I love the rosy color and tang that roasted red peppers add to hummus. This hummus is quite moist, and probably a bit lower-cal, due to the extra liquid from the peppers. If you roasted your own red peppers that might not be the case, but I’ve used jarred ones so far without squeezing the liquid from them. My husband likes the hummus this way, but if you want it thicker cut down the water or dry off the roasted red peppers.
When I make hummus I almost always start with whole hulled sesame seeds and basic homemade chickpeas. I have a Vitamix so I figure why not blend some sesame seeds in water instead of using tahini? It’s guaranteed to be totally fresh that way and inexpensive, too. I keep sesame seeds and other seeds in the freezer to preserve the vitamins in them and avoid spoilage.

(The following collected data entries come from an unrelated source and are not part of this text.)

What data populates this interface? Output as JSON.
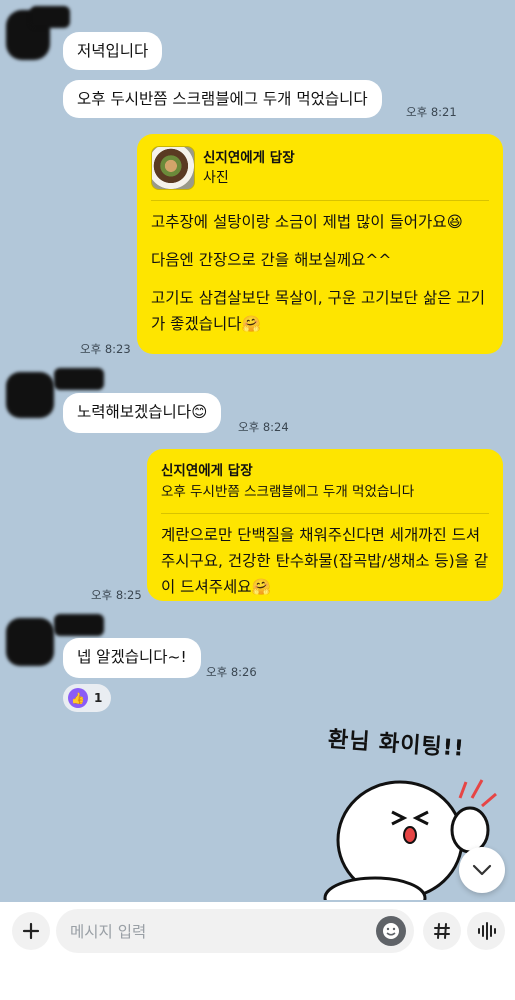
{
  "messages": {
    "m1": "저녁입니다",
    "m2": "오후 두시반쯤 스크램블에그 두개 먹었습니다",
    "m2_time": "오후 8:21",
    "m3": {
      "reply_to": "신지연에게 답장",
      "reply_preview": "사진",
      "line1": "고추장에 설탕이랑 소금이 제법 많이 들어가요😆",
      "line2": "다음엔 간장으로 간을 해보실께요^^",
      "line3": "고기도 삼겹살보단 목살이, 구운 고기보단 삶은 고기가 좋겠습니다🤗",
      "time": "오후 8:23"
    },
    "m4": "노력해보겠습니다😊",
    "m4_time": "오후 8:24",
    "m5": {
      "reply_to": "신지연에게 답장",
      "reply_quote": "오후 두시반쯤 스크램블에그 두개 먹었습니다",
      "body": "계란으로만 단백질을 채워주신다면 세개까진 드셔주시구요, 건강한 탄수화물(잡곡밥/생채소 등)을 같이 드셔주세요🤗",
      "time": "오후 8:25"
    },
    "m6": "넵 알겠습니다~!",
    "m6_time": "오후 8:26",
    "reaction_count": "1"
  },
  "sticker": {
    "text": "환님 화이팅!!"
  },
  "input": {
    "placeholder": "메시지 입력"
  },
  "colors": {
    "chat_bg": "#b2c7d9",
    "outgoing_bubble": "#fee500",
    "incoming_bubble": "#ffffff",
    "reaction_accent": "#8b5cf6"
  }
}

Last week on a sunny day my husband and I grilled naan on the deck on our Big Green Egg and I served this hummus with the naan (I hope to post about grilling the naan soon). This week I made roasted red pepper hummus again for a simple dinner of pita sandwiches with hummus, sliced cucumbers and tomatoes. I keep coming back to it lately, I hope it’s one that you will enjoy, too.
- ¾ cup hulled white sesame seeds
- ½ cup cooking water from homemade chickpeas
- juice 1 large lemon, 3-4 Tbsp.
- 2 Tbsp. extra virgin olive oil
- several scallions (white and most of green part) or ⅛ large yellow onion (2 oz. onion)
- 2 cups cooked homemade chickpeas (see my basic chickpeas post for recipe).
- 2 large cloves garlic, about 1 Tbsp. chopped
- pinch cayenne
- ¼ tsp. cumin
- several grinds of black pepper
- scant ½ tsp. salt or to taste
- ⅓ cup roasted red peppers
- Combine the first 5 ingredients in your blender or food processor. Process until smooth.
- Add chickpeas, process until smooth.
- Add and blend remaining ingredients.
- Vitamix specific directions: begin on low speed, increase to highest variable speed, mixing vigorously with tamper.
- Adjust salt and pepper as needed, blend in.